Rancher finds profits outside the box

 

By Carol Ryan Dumas, Capital Press

Jan 13, 2020

 

TWIN FALLS, Idaho — Kit Pharo has run cattle on eastern Colorado grasslands for the past 35 years with common-sense principles that go against the grain of traditional ranching.

 

That’s led to a profitable and sustainable cow-calf operation, cooperative herds in 12 states and a seedstock business that now sells more than 1,000 bulls a year.

 

Bucking the trend has proved successful for his operation, and he encouraged ranchers at the Idaho Range Livestock Symposium to likewise think outside the box.

 

The status-quo way of doing things stopped working 30 years ago. But most ranchers are operating the same way their parents and grandparents did, he said.

 

“Ranchers today are doing good just to break even,” he said.

 

Weaning weight

 

Over the last 50 years, producers have bred for bigger weaning weights. That might have given them bragging rights, but that’s about it.

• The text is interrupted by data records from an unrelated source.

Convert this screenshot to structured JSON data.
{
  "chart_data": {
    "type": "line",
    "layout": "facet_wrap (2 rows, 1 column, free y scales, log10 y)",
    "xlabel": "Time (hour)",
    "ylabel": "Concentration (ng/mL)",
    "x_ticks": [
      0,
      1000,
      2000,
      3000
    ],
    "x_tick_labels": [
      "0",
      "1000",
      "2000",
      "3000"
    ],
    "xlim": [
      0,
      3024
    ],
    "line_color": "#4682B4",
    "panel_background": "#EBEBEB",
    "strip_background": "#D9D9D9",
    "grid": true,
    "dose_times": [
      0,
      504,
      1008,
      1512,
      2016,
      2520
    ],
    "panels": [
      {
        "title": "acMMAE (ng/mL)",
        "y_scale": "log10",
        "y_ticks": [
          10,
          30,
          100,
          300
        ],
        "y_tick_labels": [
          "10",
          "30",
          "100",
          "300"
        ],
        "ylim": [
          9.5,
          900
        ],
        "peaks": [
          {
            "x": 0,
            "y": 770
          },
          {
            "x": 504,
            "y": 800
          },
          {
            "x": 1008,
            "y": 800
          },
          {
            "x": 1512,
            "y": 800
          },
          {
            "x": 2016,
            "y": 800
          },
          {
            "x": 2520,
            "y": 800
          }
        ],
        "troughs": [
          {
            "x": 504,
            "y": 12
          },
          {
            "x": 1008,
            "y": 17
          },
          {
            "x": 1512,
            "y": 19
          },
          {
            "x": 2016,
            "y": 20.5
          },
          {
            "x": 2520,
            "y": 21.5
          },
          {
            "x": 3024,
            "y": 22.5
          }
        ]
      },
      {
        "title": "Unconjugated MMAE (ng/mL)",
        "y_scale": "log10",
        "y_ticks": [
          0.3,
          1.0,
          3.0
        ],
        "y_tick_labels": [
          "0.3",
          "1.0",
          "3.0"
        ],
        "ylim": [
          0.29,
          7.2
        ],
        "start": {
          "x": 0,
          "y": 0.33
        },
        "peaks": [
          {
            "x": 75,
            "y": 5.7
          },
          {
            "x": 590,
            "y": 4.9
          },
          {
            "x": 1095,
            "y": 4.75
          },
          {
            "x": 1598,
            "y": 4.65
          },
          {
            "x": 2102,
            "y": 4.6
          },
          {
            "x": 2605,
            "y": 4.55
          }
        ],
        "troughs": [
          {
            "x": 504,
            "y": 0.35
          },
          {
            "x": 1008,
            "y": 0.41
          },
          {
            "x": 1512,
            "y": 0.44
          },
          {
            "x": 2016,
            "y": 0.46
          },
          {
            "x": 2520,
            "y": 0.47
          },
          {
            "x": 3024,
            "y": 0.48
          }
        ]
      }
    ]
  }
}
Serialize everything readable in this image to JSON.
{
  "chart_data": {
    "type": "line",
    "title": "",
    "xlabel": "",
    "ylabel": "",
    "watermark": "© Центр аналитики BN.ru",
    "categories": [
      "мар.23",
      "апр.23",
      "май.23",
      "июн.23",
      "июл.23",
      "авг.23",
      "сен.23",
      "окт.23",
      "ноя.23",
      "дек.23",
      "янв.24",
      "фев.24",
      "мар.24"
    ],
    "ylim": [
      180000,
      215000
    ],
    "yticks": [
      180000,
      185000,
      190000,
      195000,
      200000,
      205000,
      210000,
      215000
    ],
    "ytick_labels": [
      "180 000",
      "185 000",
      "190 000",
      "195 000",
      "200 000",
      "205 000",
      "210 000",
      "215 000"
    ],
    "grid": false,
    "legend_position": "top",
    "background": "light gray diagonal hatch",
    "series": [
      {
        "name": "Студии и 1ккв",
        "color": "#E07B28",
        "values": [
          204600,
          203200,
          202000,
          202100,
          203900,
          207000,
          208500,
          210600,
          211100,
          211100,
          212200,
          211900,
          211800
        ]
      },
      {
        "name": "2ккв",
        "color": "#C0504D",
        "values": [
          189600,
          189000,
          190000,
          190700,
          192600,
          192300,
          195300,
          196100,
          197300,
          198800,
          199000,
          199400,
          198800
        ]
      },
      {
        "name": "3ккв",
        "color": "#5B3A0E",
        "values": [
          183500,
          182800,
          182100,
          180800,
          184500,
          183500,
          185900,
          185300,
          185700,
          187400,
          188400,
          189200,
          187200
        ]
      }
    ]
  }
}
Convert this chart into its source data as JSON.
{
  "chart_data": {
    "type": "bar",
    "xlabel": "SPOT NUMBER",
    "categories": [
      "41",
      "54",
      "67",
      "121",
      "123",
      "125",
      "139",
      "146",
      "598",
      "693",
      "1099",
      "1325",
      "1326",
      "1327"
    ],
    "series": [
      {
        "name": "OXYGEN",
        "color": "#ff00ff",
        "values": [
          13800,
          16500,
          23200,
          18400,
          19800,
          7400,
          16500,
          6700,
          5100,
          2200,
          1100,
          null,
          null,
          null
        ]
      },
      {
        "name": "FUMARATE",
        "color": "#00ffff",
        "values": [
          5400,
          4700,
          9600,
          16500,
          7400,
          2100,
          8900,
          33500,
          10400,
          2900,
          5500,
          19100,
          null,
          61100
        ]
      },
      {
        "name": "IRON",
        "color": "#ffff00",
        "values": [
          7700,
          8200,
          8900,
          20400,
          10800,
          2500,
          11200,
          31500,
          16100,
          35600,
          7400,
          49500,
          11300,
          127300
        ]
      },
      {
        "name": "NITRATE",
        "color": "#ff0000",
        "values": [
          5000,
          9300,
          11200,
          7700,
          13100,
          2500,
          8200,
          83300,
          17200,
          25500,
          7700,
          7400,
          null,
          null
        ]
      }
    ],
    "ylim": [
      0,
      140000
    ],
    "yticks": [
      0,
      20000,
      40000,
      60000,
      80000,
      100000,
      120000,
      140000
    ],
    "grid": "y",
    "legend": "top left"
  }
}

Cow size increased, and stocking rates had to decrease, he said.

 

“The stocking rate affects profitability, or lack thereof, more than anything else,” he said.

 

The industry has nearly doubled weaning weights over the last 50 years, but cost of production has increased and profits have decreased, he said.

 

“Why are we focusing on the wrong thing, and why did we do it for so long?” he asked.

 

The industry is now at a tipping point. Producers have to change or they’ll go out of business, and those slowest to change are going to get run over. Those who can’t cut or eliminate expenses might as well cut their losses, he said.